An hour later, they're in a taxi heading for the west end of Paris, the Eiffel Tower flashing in the background.

This is a soiree “with buffet supper,” hosted by a film producer. In the hierarchy of show business, cinema people come at the top. They're way above people who work in records (currently distraught by the crisis of the CD) or in TV (less prestige, and threatened by the Internet). Anyone employed by the big screen can boast that they have the sexiest stars, the ones who really sell advertising, and a flourishing DVD market. The producer in question lives in a
huge Parisian apartment (two hundred square meters).

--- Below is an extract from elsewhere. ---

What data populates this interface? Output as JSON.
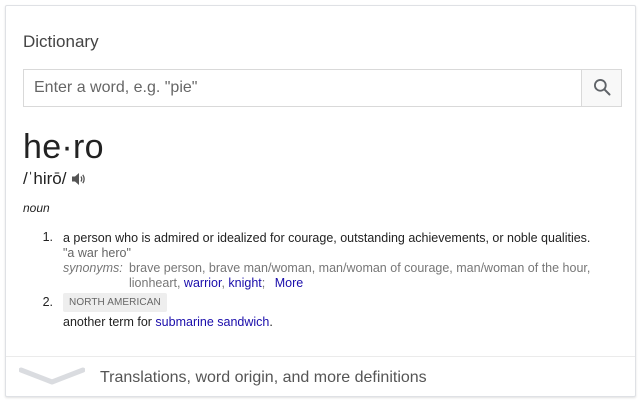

You can tell at a glance that his lady wife doesn't need to work, all she has to do is leaf through the interior decorating magazines and choose curtains to match the season of the year.

Their salon is full of disconcerting furniture—a lot of it built from junk: a table with a lopsided leg, a bookshelf that's asymmetrical, a stool like the Leaning Tower of Pisa.

Gloria leans toward Eric and whispers, “Why on earth do they buy stuff like that? They're already unbalanced anyway. They should try and keep their feet on the ground.”